Persistent low interest rates also have stressed the German life segment, particularly on traditional guaranteed life savings business. Life insurers also are feeling the weight of regulatory requirements to finance the “Zinszusatzreserve,” an additional interest rate reserve required to ensure life insurers can meet guaranteed returns.
“Companies have a variety of ways to finance the Zinszusatzreserve, including out of investment surplus, regular income, or through unrealised gains,” said Stefan Holzberger, managing director of analytics. “However, complying with the Zinszusatzreserve in a low rate environment will continue to put pressure on German life insurers’ balance sheets and earnings, particularly for smaller companies that are less diversified and more dependent on their life business.”
Despite the persistent backdrop of low interest rates, GPW for the life segment grew 4 percent to EUR 90.8 billion in 2013.
A.M. Best also expects improvements in lines such as motor and property, as German domestic demand continues to recover and as insurers attempt to recoup losses through rate increases.
In a separate special report on the French insurance sector, A.M. Best said the market rebounded in 2013, posting a 3.7 percent increase in gross premium written (GPW), after two straight years of decline.
The Best’s report titled, “France’s Insurance Market Rebounds Despite Ongoing Economic Weakness,” states that the 2013 rebound followed a decline in GPW of 4.3 percent in the previous year that came on top of a sharp 8.5 percent reduction in 2011.
The 2013 turnaround was driven by increases in life and savings premiums, as well as in the accident and health sector.

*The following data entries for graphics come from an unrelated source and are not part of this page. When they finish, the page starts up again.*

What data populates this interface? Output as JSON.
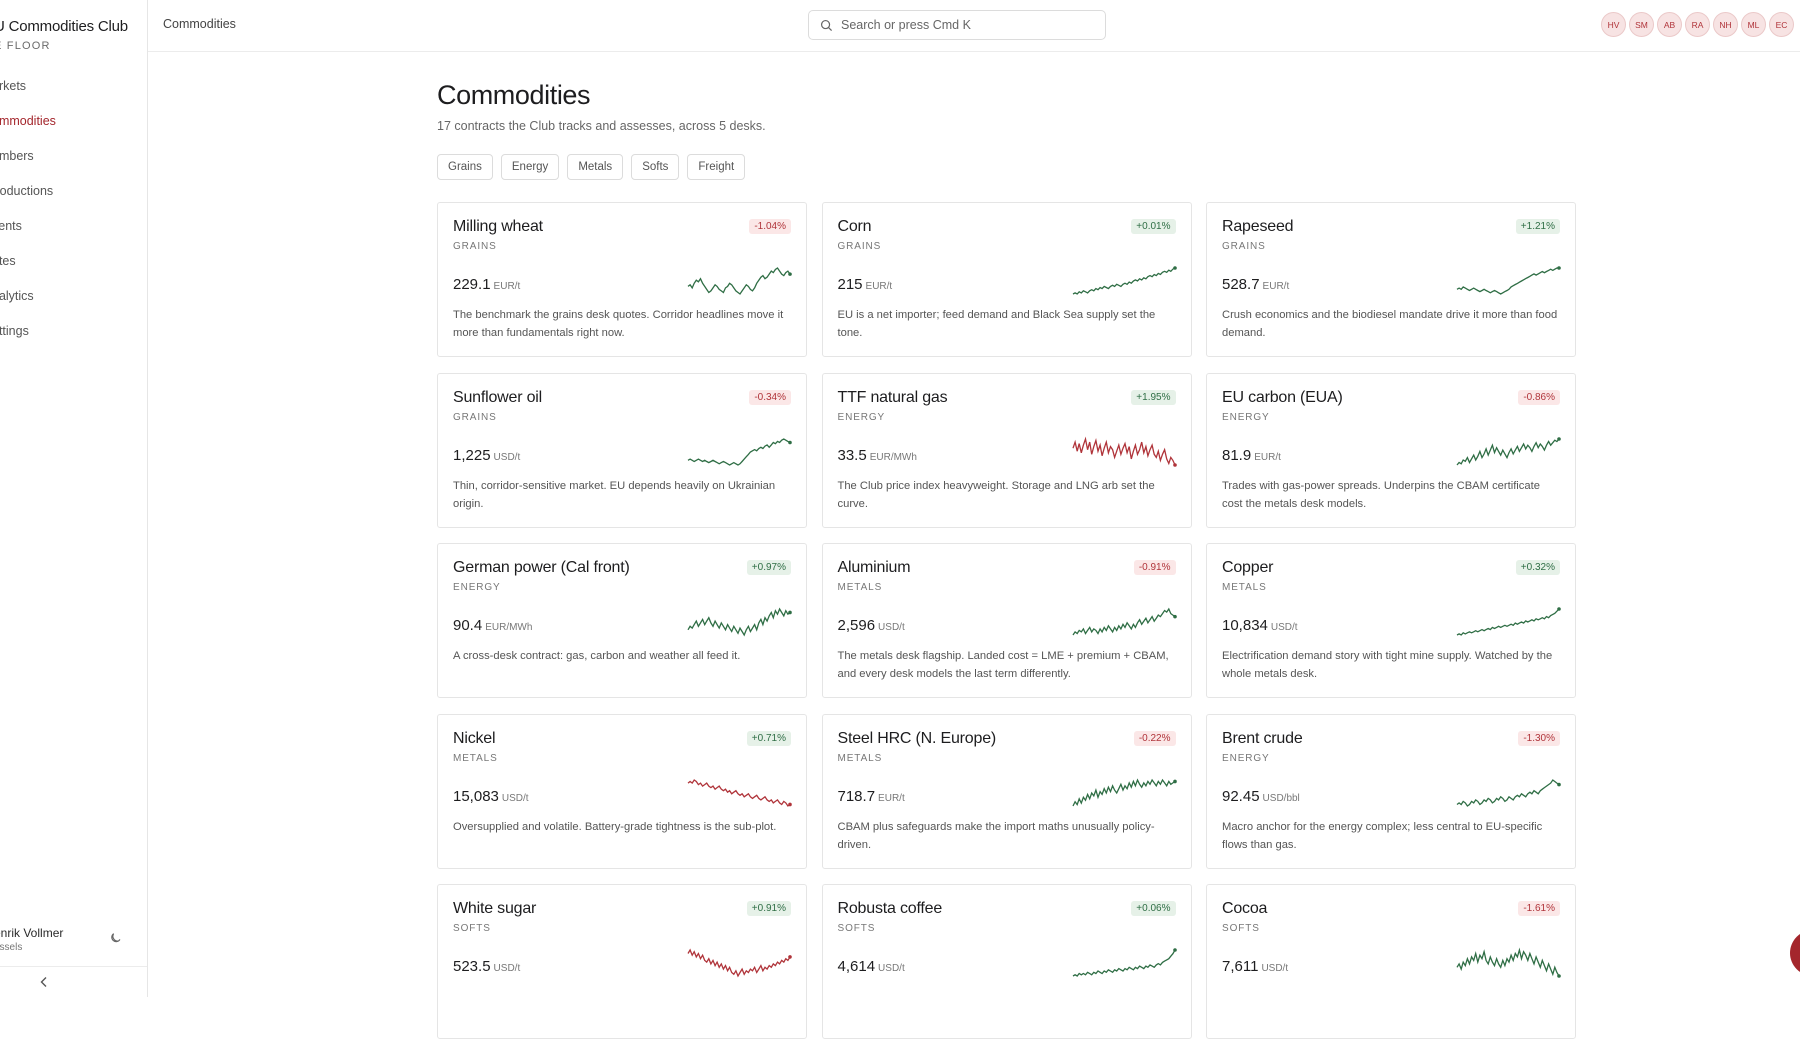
{
  "brand": {
    "title": "U Commodities Club",
    "subtitle": "E FLOOR"
  },
  "nav": [
    {
      "label": "arkets",
      "active": false
    },
    {
      "label": "ommodities",
      "active": true
    },
    {
      "label": "embers",
      "active": false
    },
    {
      "label": "troductions",
      "active": false
    },
    {
      "label": "vents",
      "active": false
    },
    {
      "label": "otes",
      "active": false
    },
    {
      "label": "nalytics",
      "active": false
    },
    {
      "label": "ettings",
      "active": false
    }
  ],
  "user": {
    "name": "enrik Vollmer",
    "location": "ussels",
    "theme_icon": "moon-icon"
  },
  "header": {
    "breadcrumb": "Commodities",
    "search_placeholder": "Search or press Cmd K",
    "avatars": [
      "HV",
      "SM",
      "AB",
      "RA",
      "NH",
      "ML",
      "EC"
    ]
  },
  "page": {
    "title": "Commodities",
    "subtitle": "17 contracts the Club tracks and assesses, across 5 desks."
  },
  "filters": [
    "Grains",
    "Energy",
    "Metals",
    "Softs",
    "Freight"
  ],
  "colors": {
    "up": "#2f6e45",
    "down": "#b0343a",
    "accent": "#a4262c"
  },
  "cards": [
    {
      "name": "Milling wheat",
      "desk": "GRAINS",
      "change": "-1.04%",
      "dir": "down",
      "price": "229.1",
      "unit": "EUR/t",
      "desc": "The benchmark the grains desk quotes. Corridor headlines move it more than fundamentals right now.",
      "spark_color": "up",
      "spark": [
        12,
        13,
        11,
        14,
        16,
        15,
        17,
        14,
        12,
        10,
        8,
        9,
        11,
        13,
        12,
        10,
        9,
        8,
        11,
        12,
        14,
        13,
        11,
        9,
        8,
        7,
        9,
        11,
        13,
        12,
        10,
        9,
        11,
        14,
        16,
        18,
        19,
        17,
        18,
        20,
        22,
        21,
        23,
        24,
        22,
        20,
        19,
        21,
        22,
        20
      ]
    },
    {
      "name": "Corn",
      "desk": "GRAINS",
      "change": "+0.01%",
      "dir": "up",
      "price": "215",
      "unit": "EUR/t",
      "desc": "EU is a net importer; feed demand and Black Sea supply set the tone.",
      "spark_color": "up",
      "spark": [
        5,
        6,
        5,
        7,
        6,
        8,
        7,
        6,
        8,
        9,
        8,
        10,
        9,
        11,
        10,
        12,
        11,
        10,
        12,
        13,
        12,
        14,
        13,
        12,
        14,
        15,
        14,
        16,
        15,
        17,
        18,
        17,
        19,
        18,
        20,
        19,
        21,
        22,
        21,
        23,
        22,
        24,
        23,
        25,
        26,
        25,
        27,
        26,
        28,
        29
      ]
    },
    {
      "name": "Rapeseed",
      "desk": "GRAINS",
      "change": "+1.21%",
      "dir": "up",
      "price": "528.7",
      "unit": "EUR/t",
      "desc": "Crush economics and the biodiesel mandate drive it more than food demand.",
      "spark_color": "up",
      "spark": [
        10,
        11,
        10,
        12,
        11,
        10,
        9,
        10,
        11,
        10,
        9,
        8,
        9,
        10,
        9,
        8,
        7,
        8,
        9,
        8,
        7,
        6,
        7,
        8,
        9,
        10,
        12,
        13,
        14,
        15,
        16,
        17,
        18,
        19,
        20,
        21,
        22,
        23,
        22,
        23,
        24,
        25,
        24,
        25,
        26,
        27,
        26,
        27,
        28,
        28
      ]
    },
    {
      "name": "Sunflower oil",
      "desk": "GRAINS",
      "change": "-0.34%",
      "dir": "down",
      "price": "1,225",
      "unit": "USD/t",
      "desc": "Thin, corridor-sensitive market. EU depends heavily on Ukrainian origin.",
      "spark_color": "up",
      "spark": [
        9,
        10,
        9,
        8,
        9,
        10,
        9,
        8,
        9,
        8,
        7,
        8,
        9,
        8,
        7,
        6,
        7,
        8,
        7,
        6,
        5,
        6,
        7,
        6,
        5,
        6,
        8,
        10,
        12,
        14,
        16,
        17,
        18,
        17,
        19,
        20,
        19,
        21,
        22,
        20,
        22,
        24,
        23,
        25,
        24,
        26,
        27,
        26,
        25,
        24
      ]
    },
    {
      "name": "TTF natural gas",
      "desk": "ENERGY",
      "change": "+1.95%",
      "dir": "up",
      "price": "33.5",
      "unit": "EUR/MWh",
      "desc": "The Club price index heavyweight. Storage and LNG arb set the curve.",
      "spark_color": "down",
      "spark": [
        20,
        24,
        18,
        23,
        17,
        22,
        26,
        19,
        24,
        16,
        21,
        25,
        18,
        22,
        15,
        20,
        24,
        17,
        21,
        19,
        14,
        18,
        22,
        16,
        20,
        23,
        17,
        21,
        13,
        18,
        22,
        16,
        19,
        24,
        17,
        21,
        15,
        19,
        22,
        16,
        14,
        18,
        12,
        16,
        19,
        13,
        10,
        14,
        12,
        9
      ]
    },
    {
      "name": "EU carbon (EUA)",
      "desk": "ENERGY",
      "change": "-0.86%",
      "dir": "down",
      "price": "81.9",
      "unit": "EUR/t",
      "desc": "Trades with gas-power spreads. Underpins the CBAM certificate cost the metals desk models.",
      "spark_color": "up",
      "spark": [
        6,
        8,
        7,
        10,
        9,
        12,
        8,
        11,
        14,
        10,
        13,
        17,
        12,
        15,
        19,
        14,
        18,
        22,
        16,
        20,
        17,
        14,
        18,
        15,
        12,
        16,
        19,
        15,
        18,
        21,
        17,
        20,
        23,
        19,
        22,
        20,
        17,
        21,
        24,
        20,
        23,
        21,
        18,
        22,
        25,
        22,
        24,
        26,
        25,
        27
      ]
    },
    {
      "name": "German power (Cal front)",
      "desk": "ENERGY",
      "change": "+0.97%",
      "dir": "up",
      "price": "90.4",
      "unit": "EUR/MWh",
      "desc": "A cross-desk contract: gas, carbon and weather all feed it.",
      "spark_color": "up",
      "spark": [
        14,
        16,
        15,
        17,
        19,
        16,
        18,
        20,
        17,
        19,
        21,
        18,
        16,
        19,
        17,
        15,
        18,
        16,
        14,
        17,
        15,
        13,
        16,
        14,
        12,
        15,
        13,
        11,
        14,
        16,
        13,
        15,
        17,
        14,
        18,
        20,
        17,
        21,
        19,
        22,
        24,
        21,
        25,
        23,
        26,
        24,
        22,
        25,
        23,
        24
      ]
    },
    {
      "name": "Aluminium",
      "desk": "METALS",
      "change": "-0.91%",
      "dir": "down",
      "price": "2,596",
      "unit": "USD/t",
      "desc": "The metals desk flagship. Landed cost = LME + premium + CBAM, and every desk models the last term differently.",
      "spark_color": "up",
      "spark": [
        8,
        10,
        9,
        11,
        10,
        12,
        9,
        11,
        13,
        10,
        12,
        11,
        9,
        12,
        10,
        13,
        11,
        14,
        12,
        10,
        13,
        11,
        14,
        12,
        15,
        13,
        16,
        14,
        12,
        15,
        13,
        16,
        18,
        15,
        17,
        19,
        16,
        18,
        20,
        17,
        19,
        21,
        20,
        22,
        24,
        23,
        25,
        22,
        21,
        20
      ]
    },
    {
      "name": "Copper",
      "desk": "METALS",
      "change": "+0.32%",
      "dir": "up",
      "price": "10,834",
      "unit": "USD/t",
      "desc": "Electrification demand story with tight mine supply. Watched by the whole metals desk.",
      "spark_color": "up",
      "spark": [
        4,
        5,
        4,
        6,
        5,
        6,
        7,
        6,
        7,
        8,
        7,
        8,
        9,
        8,
        9,
        10,
        9,
        11,
        10,
        11,
        12,
        11,
        12,
        13,
        12,
        13,
        14,
        13,
        15,
        14,
        15,
        16,
        15,
        17,
        16,
        17,
        18,
        17,
        19,
        18,
        19,
        20,
        19,
        21,
        20,
        22,
        23,
        24,
        26,
        28
      ]
    },
    {
      "name": "Nickel",
      "desk": "METALS",
      "change": "+0.71%",
      "dir": "up",
      "price": "15,083",
      "unit": "USD/t",
      "desc": "Oversupplied and volatile. Battery-grade tightness is the sub-plot.",
      "spark_color": "down",
      "spark": [
        26,
        27,
        26,
        28,
        27,
        25,
        26,
        24,
        25,
        26,
        24,
        23,
        24,
        22,
        23,
        24,
        22,
        21,
        22,
        20,
        21,
        19,
        20,
        21,
        19,
        18,
        19,
        17,
        18,
        19,
        17,
        16,
        17,
        18,
        16,
        15,
        16,
        17,
        15,
        14,
        15,
        13,
        14,
        15,
        13,
        12,
        14,
        13,
        11,
        12
      ]
    },
    {
      "name": "Steel HRC (N. Europe)",
      "desk": "METALS",
      "change": "-0.22%",
      "dir": "down",
      "price": "718.7",
      "unit": "EUR/t",
      "desc": "CBAM plus safeguards make the import maths unusually policy-driven.",
      "spark_color": "up",
      "spark": [
        8,
        11,
        9,
        13,
        10,
        14,
        12,
        16,
        13,
        17,
        15,
        19,
        14,
        18,
        16,
        20,
        17,
        21,
        18,
        22,
        19,
        17,
        20,
        23,
        19,
        22,
        20,
        24,
        21,
        25,
        22,
        26,
        23,
        21,
        24,
        22,
        25,
        23,
        26,
        24,
        22,
        25,
        23,
        26,
        24,
        22,
        25,
        23,
        24,
        25
      ]
    },
    {
      "name": "Brent crude",
      "desk": "ENERGY",
      "change": "-1.30%",
      "dir": "down",
      "price": "92.45",
      "unit": "USD/bbl",
      "desc": "Macro anchor for the energy complex; less central to EU-specific flows than gas.",
      "spark_color": "up",
      "spark": [
        10,
        11,
        10,
        12,
        11,
        9,
        10,
        12,
        11,
        13,
        12,
        10,
        11,
        13,
        12,
        14,
        13,
        11,
        12,
        14,
        13,
        15,
        14,
        12,
        13,
        15,
        14,
        13,
        15,
        16,
        15,
        17,
        16,
        15,
        17,
        18,
        17,
        19,
        18,
        17,
        19,
        20,
        21,
        22,
        23,
        24,
        26,
        25,
        24,
        23
      ]
    },
    {
      "name": "White sugar",
      "desk": "SOFTS",
      "change": "+0.91%",
      "dir": "up",
      "price": "523.5",
      "unit": "USD/t",
      "desc": "",
      "spark_color": "down",
      "spark": [
        22,
        24,
        21,
        23,
        20,
        22,
        19,
        21,
        18,
        17,
        19,
        16,
        18,
        15,
        17,
        14,
        16,
        13,
        15,
        12,
        14,
        11,
        10,
        12,
        9,
        11,
        13,
        10,
        12,
        11,
        13,
        12,
        14,
        11,
        13,
        15,
        12,
        14,
        13,
        15,
        14,
        16,
        15,
        17,
        16,
        18,
        17,
        19,
        18,
        20
      ]
    },
    {
      "name": "Robusta coffee",
      "desk": "SOFTS",
      "change": "+0.06%",
      "dir": "up",
      "price": "4,614",
      "unit": "USD/t",
      "desc": "",
      "spark_color": "up",
      "spark": [
        6,
        7,
        6,
        8,
        7,
        8,
        7,
        9,
        8,
        7,
        9,
        8,
        10,
        9,
        8,
        10,
        9,
        11,
        10,
        9,
        11,
        10,
        12,
        11,
        10,
        12,
        11,
        13,
        12,
        11,
        13,
        12,
        14,
        13,
        12,
        14,
        13,
        15,
        14,
        13,
        15,
        16,
        15,
        17,
        18,
        19,
        20,
        22,
        24,
        27
      ]
    },
    {
      "name": "Cocoa",
      "desk": "SOFTS",
      "change": "-1.61%",
      "dir": "down",
      "price": "7,611",
      "unit": "USD/t",
      "desc": "",
      "spark_color": "up",
      "spark": [
        14,
        16,
        13,
        17,
        15,
        19,
        16,
        20,
        18,
        22,
        17,
        21,
        19,
        23,
        18,
        16,
        20,
        17,
        15,
        19,
        16,
        14,
        18,
        15,
        19,
        17,
        21,
        18,
        22,
        20,
        24,
        19,
        23,
        21,
        18,
        22,
        19,
        16,
        20,
        17,
        14,
        18,
        15,
        12,
        16,
        13,
        10,
        14,
        11,
        9
      ]
    }
  ]
}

Unlike other major European economies such as Germany and Spain, which have a more even split between life and non-life, life accounts for roughly two-thirds of France’s insurance market.
The insurance sector showed signs of further recovery in the first five months of 2014, with total GPW rising 1.8 percent, the report noted.
However, uncertainty over tax treatment for life insurance products and pressure on insurers’ profitability as a result of the low interest rate environment, as well as the more stringent capital requirements expected under Solvency II, have created significant challenges for the industry.
The French non-life sector exhibited lackluster growth in 2013, but reached a record level of EUR 50.3 billion in premiums, compared with EUR 49.4 billion in 2012. Increased competition and the impact of a weak economy on the volume of insurable goods put pressure on profitability for the sector, resulting in a net combined ratio of 101.9 percent in 2013 compared with 100.9 percent in 2012, said A.M. Best.
This trend of diminishing growth has continued in the first five months of 2014, when the non-life sector grew by just 1.5 percent.
Discussing the life sector, the report said uncertainty over tax treatment for life insurance products and pressure on insurers’ profitability as a result of the low interest rate environment, as well as the more stringent capital requirements expected under Solvency II, have created significant challenges for the industry.
“French consumers have shown less of an appetite for life products, despite their favorable tax treatment, following the eurozone crisis and subsequent volatility in the financial markets. Instead, they have shown a preference to invest in savings products offering greater security while remaining fully liquid, such as ‘Livret A,'” said Ghislain Le Cam, an associate director of analytics.
“In 2013, the yield on ‘Livret A’ was revised downward, making it a less attractive savings vehicle. This, along with the recovering financial markets, has helped to buoy the life sector again.”